The "record holders" of productivity on Earth are grass-tree thickets of the valley type, which have been preserved in the deltas of the Mississippi, Parana, Ganges, around Lake Chad and in some other regions. Here, up to 300 tons of organic matter is formed per 1 ha in one year!
secondary production- this is the biomass created by all consumers of the biocenosis per unit of time. When calculating it, calculations are made separately for each trophic level, because when energy moves from one trophic level to another, it grows due to receipt from the previous level. The overall productivity of the biocenosis cannot be assessed by a simple arithmetic sum primary and secondary production, because the increase in secondary production does not occur in parallel with the growth of primary, but due to the destruction of some part of it. There is a withdrawal, a subtraction of secondary production from the total amount of primary production.
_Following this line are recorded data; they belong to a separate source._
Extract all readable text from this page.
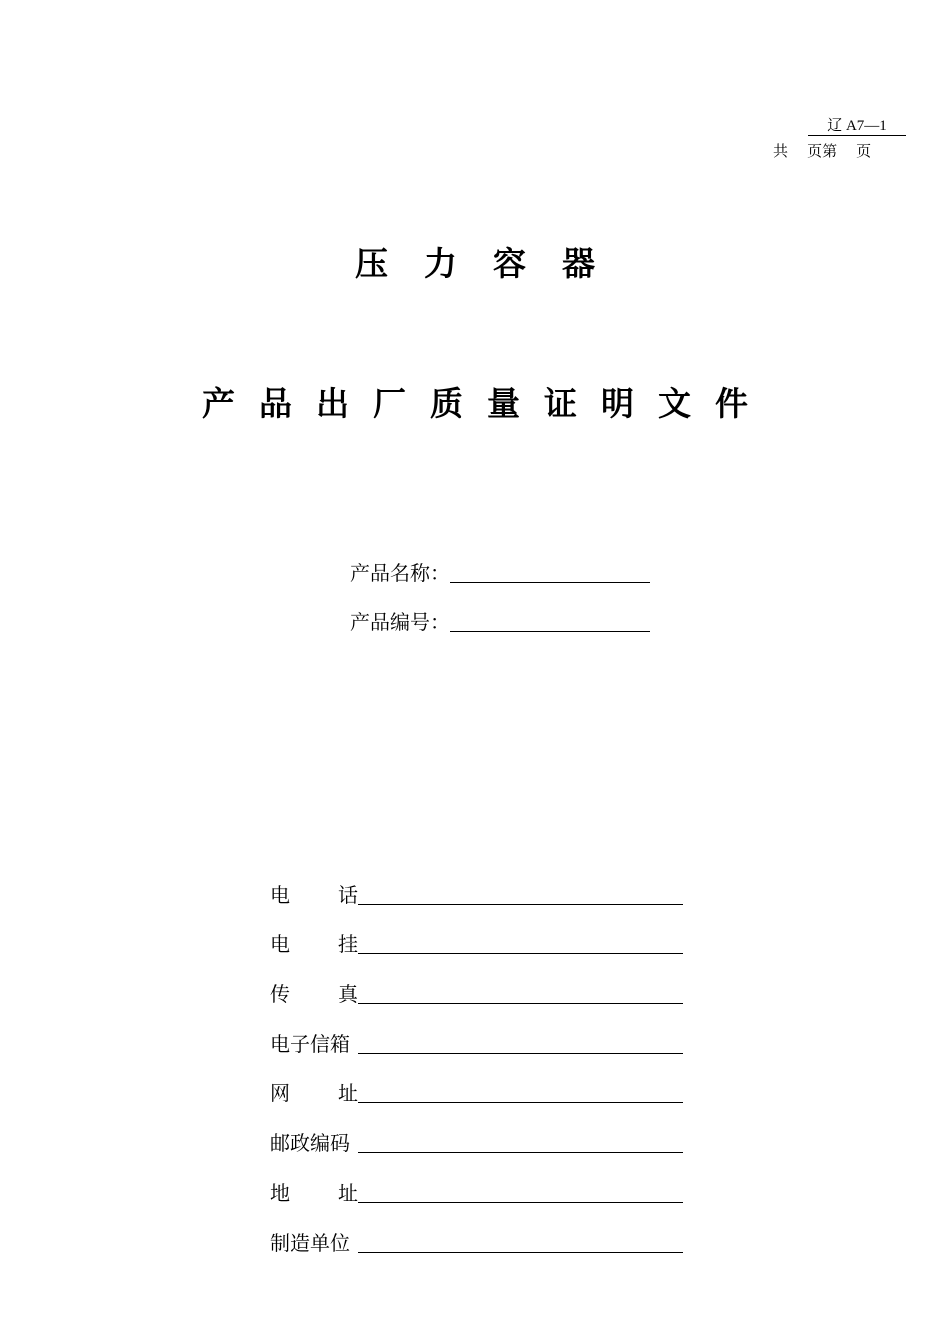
辽 A7—1
共    页第    页
压力容器
产品出厂质量证明文件
产品名称：
产品编号：
电 话
电 挂
传 真
电子信箱
网 址
邮政编码
地 址
制造单位
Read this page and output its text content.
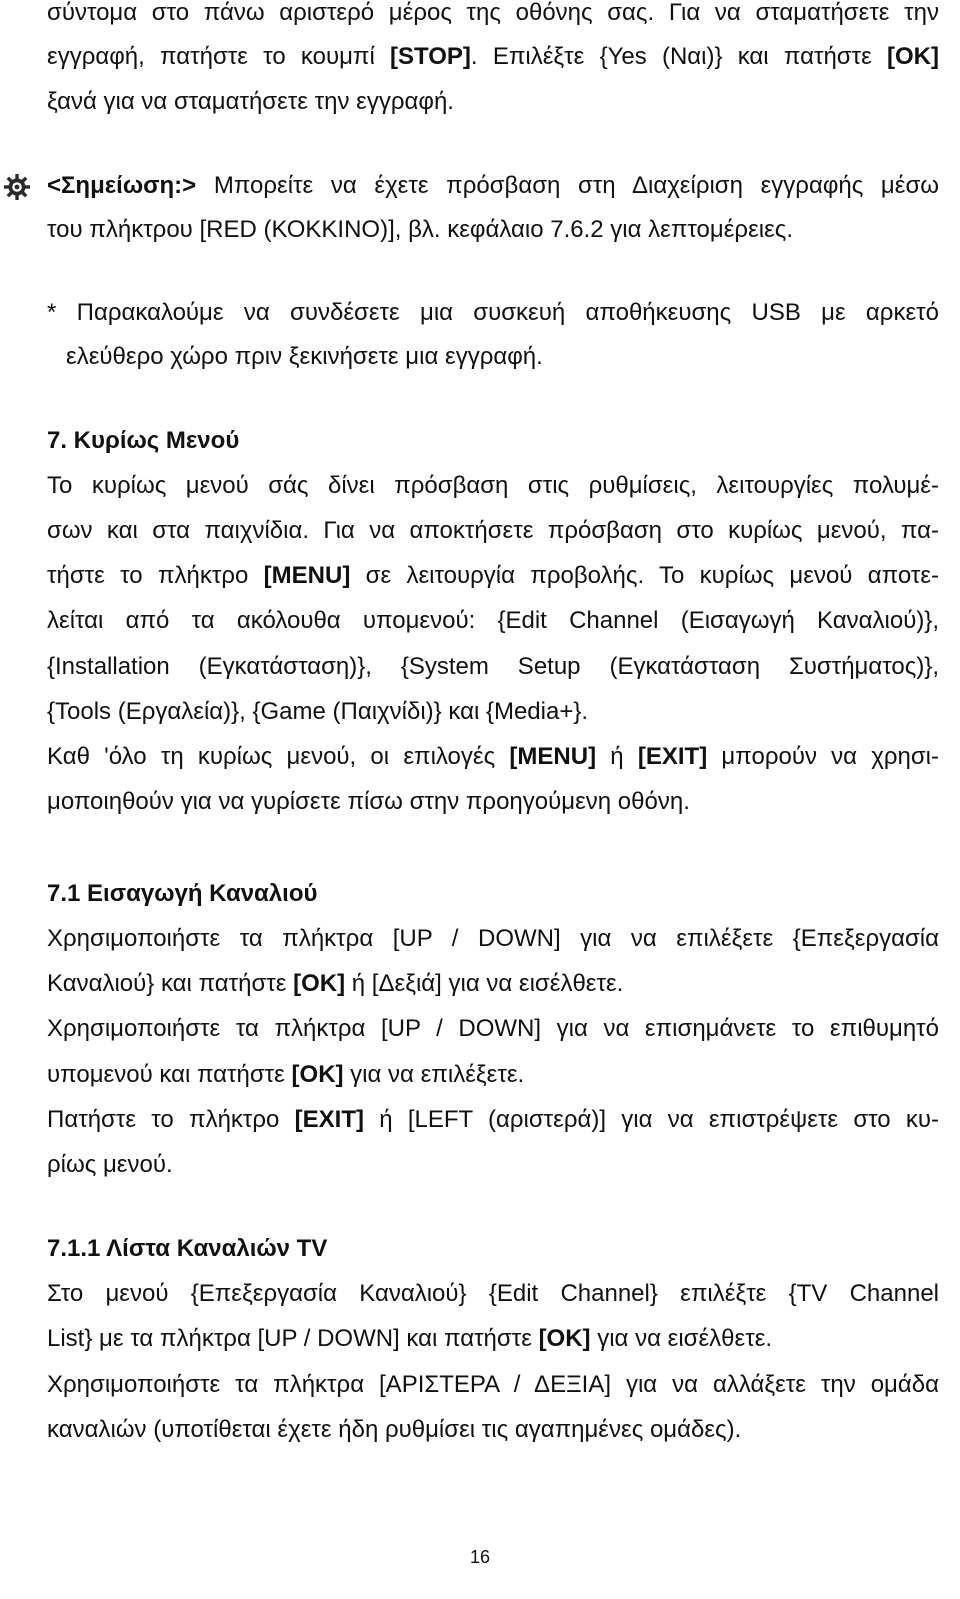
σύντομα στο πάνω αριστερό μέρος της οθόνης σας. Για να σταματήσετε την
εγγραφή, πατήστε το κουμπί [STOP]. Επιλέξτε {Yes (Ναι)} και πατήστε [OK]
ξανά για να σταματήσετε την εγγραφή.
<Σημείωση:> Μπορείτε να έχετε πρόσβαση στη Διαχείριση εγγραφής μέσω
του πλήκτρου [RED (ΚΟΚΚΙΝΟ)], βλ. κεφάλαιο 7.6.2 για λεπτομέρειες.
* Παρακαλούμε να συνδέσετε μια συσκευή αποθήκευσης USB με αρκετό
ελεύθερο χώρο πριν ξεκινήσετε μια εγγραφή.
7. Κυρίως Μενού
Το κυρίως μενού σάς δίνει πρόσβαση στις ρυθμίσεις, λειτουργίες πολυμέ-
σων και στα παιχνίδια. Για να αποκτήσετε πρόσβαση στο κυρίως μενού, πα-
τήστε το πλήκτρο [MENU] σε λειτουργία προβολής. Το κυρίως μενού αποτε-
λείται από τα ακόλουθα υπομενού: {Edit Channel (Εισαγωγή Καναλιού)},
{Installation (Εγκατάσταση)}, {System Setup (Εγκατάσταση Συστήματος)},
{Tools (Εργαλεία)}, {Game (Παιχνίδι)} και {Media+}.
Καθ 'όλο τη κυρίως μενού, οι επιλογές [MENU] ή [EXIT] μπορούν να χρησι-
μοποιηθούν για να γυρίσετε πίσω στην προηγούμενη οθόνη.
7.1 Εισαγωγή Καναλιού
Χρησιμοποιήστε τα πλήκτρα [UP / DOWN] για να επιλέξετε {Επεξεργασία
Καναλιού} και πατήστε [OK] ή [Δεξιά] για να εισέλθετε.
Χρησιμοποιήστε τα πλήκτρα [UP / DOWN] για να επισημάνετε το επιθυμητό
υπομενού και πατήστε [OK] για να επιλέξετε.
Πατήστε το πλήκτρο [EXIT] ή [LEFT (αριστερά)] για να επιστρέψετε στο κυ-
ρίως μενού.
7.1.1 Λίστα Καναλιών TV
Στο μενού {Επεξεργασία Καναλιού} {Edit Channel} επιλέξτε {TV Channel
List} με τα πλήκτρα [UP / DOWN] και πατήστε [OK] για να εισέλθετε.
Χρησιμοποιήστε τα πλήκτρα [ΑΡΙΣΤΕΡΑ / ΔΕΞΙΑ] για να αλλάξετε την ομάδα
καναλιών (υποτίθεται έχετε ήδη ρυθμίσει τις αγαπημένες ομάδες).
16
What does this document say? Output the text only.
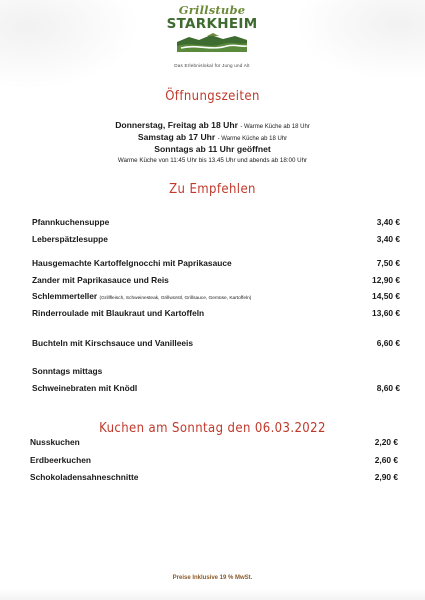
Grillstube
STARKHEIM
Das Erlebnislokal für Jung und Alt
Öffnungszeiten
Donnerstag, Freitag ab 18 Uhr - Warme Küche ab 18 Uhr
Samstag ab 17 Uhr - Warme Küche ab 18 Uhr
Sonntags ab 11 Uhr geöffnet
Warme Küche von 11:45 Uhr bis 13.45 Uhr und abends ab 18:00 Uhr
Zu Empfehlen
Pfannkuchensuppe	3,40 €
Leberspätzlesuppe	3,40 €
Hausgemachte Kartoffelgnocchi mit Paprikasauce	7,50 €
Zander mit Paprikasauce und Reis	12,90 €
Schlemmerteller (Grillfleisch, Schweinesteak, Grillwürstl, Grillsauce, Gemüse, Kartoffeln)	14,50 €
Rinderroulade mit Blaukraut und Kartoffeln	13,60 €
Buchteln mit Kirschsauce und Vanilleeis	6,60 €
Sonntags mittags
Schweinebraten mit Knödl	8,60 €
Kuchen am Sonntag den 06.03.2022
Nusskuchen	2,20 €
Erdbeerkuchen	2,60 €
Schokoladensahneschnitte	2,90 €
Preise Inklusive 19 % MwSt.
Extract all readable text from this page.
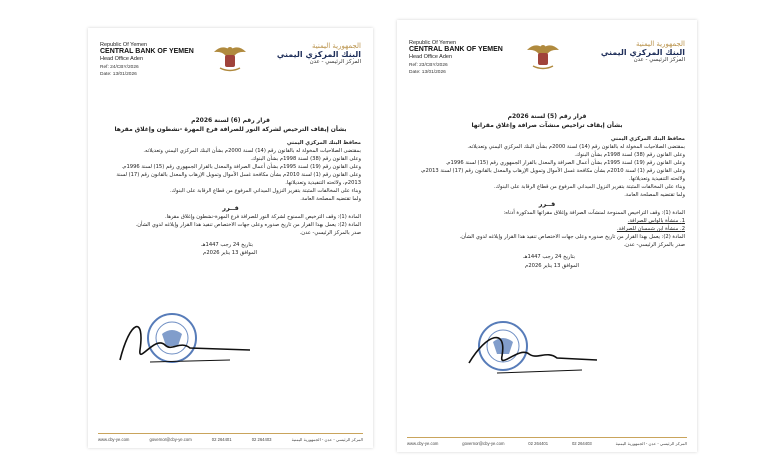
Republic Of Yemen
CENTRAL BANK OF YEMEN
Head Office Aden
Ref: 24/CBY/2026
Date: 13/01/2026
الجمهورية اليمنية
البنك المركزي اليمني
المركز الرئيسي - عدن
قرار رقم (6) لسنة 2026م
بشأن إيقاف الترخيص لشركة النور للصرافة فرع المهرة -نشطون وإغلاق مقرها
محافظ البنك المركزي اليمني
بمقتضى الصلاحيات المخولة له بالقانون رقم (14) لسنة 2000م بشأن البنك المركزي اليمني وتعديلاته.
وعلى القانون رقم (38) لسنة 1998م بشأن البنوك.
وعلى القانون رقم (19) لسنة 1995م بشأن أعمال الصرافة والمعدل بالقرار الجمهوري رقم (15) لسنة 1996م.
وعلى القانون رقم (1) لسنة 2010م بشأن مكافحة غسل الأموال وتمويل الإرهاب والمعدل بالقانون رقم (17) لسنة 2013م، ولائحته التنفيذية وتعديلاتها.
وبناء على المخالفات المثبتة بتقرير النزول الميداني المرفوع من قطاع الرقابة على البنوك.
ولما تقتضيه المصلحة العامة.
قــرر
المادة (1): وقف الترخيص الممنوح لشركة النور للصرافة فرع المهرة-نشطون وإغلاق مقرها.
المادة (2): يعمل بهذا القرار من تاريخ صدوره وعلى جهات الاختصاص تنفيذ هذا القرار وإبلاغه لذوي الشأن.
صدر بالمركز الرئيسي- عدن.
بتاريخ 24 رجب 1447هـ
الموافق 13 يناير 2026م
www.cby-ye.com	governor@cby-ye.com	02 264401	02 264403	المركز الرئيسي - عدن - الجمهورية اليمنية
Republic Of Yemen
CENTRAL BANK OF YEMEN
Head Office Aden
Ref: 23/CBY/2026
Date: 13/01/2026
الجمهورية اليمنية
البنك المركزي اليمني
المركز الرئيسي - عدن
قرار رقم (5) لسنة 2026م
بشأن إيقاف تراخيص منشآت صرافة وإغلاق مقراتها
محافظ البنك المركزي اليمني
بمقتضى الصلاحيات المخولة له بالقانون رقم (14) لسنة 2000م بشأن البنك المركزي اليمني وتعديلاته.
وعلى القانون رقم (38) لسنة 1998م بشأن البنوك.
وعلى القانون رقم (19) لسنة 1995م بشأن أعمال الصرافة والمعدل بالقرار الجمهوري رقم (15) لسنة 1996م.
وعلى القانون رقم (1) لسنة 2010م بشأن مكافحة غسل الأموال وتمويل الإرهاب والمعدل بالقانون رقم (17) لسنة 2013م، ولائحته التنفيذية وتعديلاتها.
وبناء على المخالفات المثبتة بتقرير النزول الميداني المرفوع من قطاع الرقابة على البنوك.
ولما تقتضيه المصلحة العامة.
قــرر
المادة (1): وقف التراخيص الممنوحة لمنشآت الصرافة وإغلاق مقراتها المذكورة أدناه:
1. منشأة بالواس للصرافة.
2. منشأة ابن شمسان للصرافة.
المادة (2): يعمل بهذا القرار من تاريخ صدوره وعلى جهات الاختصاص تنفيذ هذا القرار وإبلاغه لذوي الشأن.
صدر بالمركز الرئيسي- عدن.
بتاريخ 24 رجب 1447هـ
الموافق 13 يناير 2026م
www.cby-ye.com	governor@cby-ye.com	02 264401	02 264403	المركز الرئيسي - عدن - الجمهورية اليمنية
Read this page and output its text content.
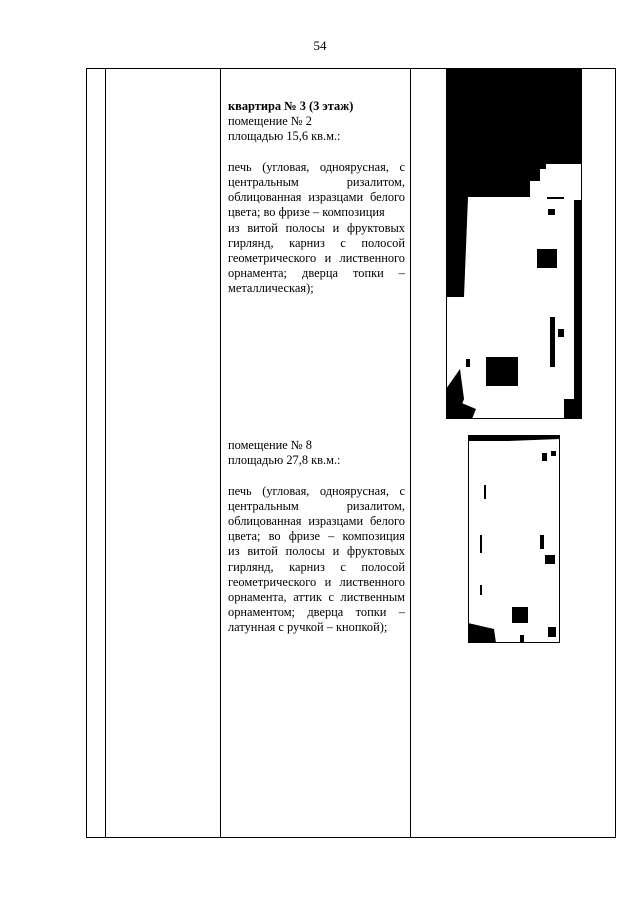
54
квартира № 3 (3 этаж)
помещение № 2
площадью 15,6 кв.м.:
печь (угловая, одноярусная, с
центральным ризалитом,
облицованная изразцами белого
цвета; во фризе – композиция
из витой полосы и фруктовых
гирлянд, карниз с полосой
геометрического и лиственного
орнамента; дверца топки –
металлическая);
помещение № 8
площадью 27,8 кв.м.:
печь (угловая, одноярусная, с
центральным ризалитом,
облицованная изразцами белого
цвета; во фризе – композиция
из витой полосы и фруктовых
гирлянд, карниз с полосой
геометрического и лиственного
орнамента, аттик с лиственным
орнаментом; дверца топки –
латунная с ручкой – кнопкой);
Therefore, the assessment of the productivity of the biocenosis is carried out according to primary production. Primary production is many times greater than secondary production. In general, secondary productivity ranges from 1 to 10%.
The laws of ecology predetermine differences in the biomass of herbivorous animals and primary predators. Thus, a herd of migrating deer is usually followed by several predators, such as wolves. This allows the wolves to be fed without affecting the reproduction of the herd. If the number of wolves approached the number of deer, then the predators would quickly exterminate the herd and be left without food. For this reason, there is no high concentration of predatory mammals and birds in the temperate zone.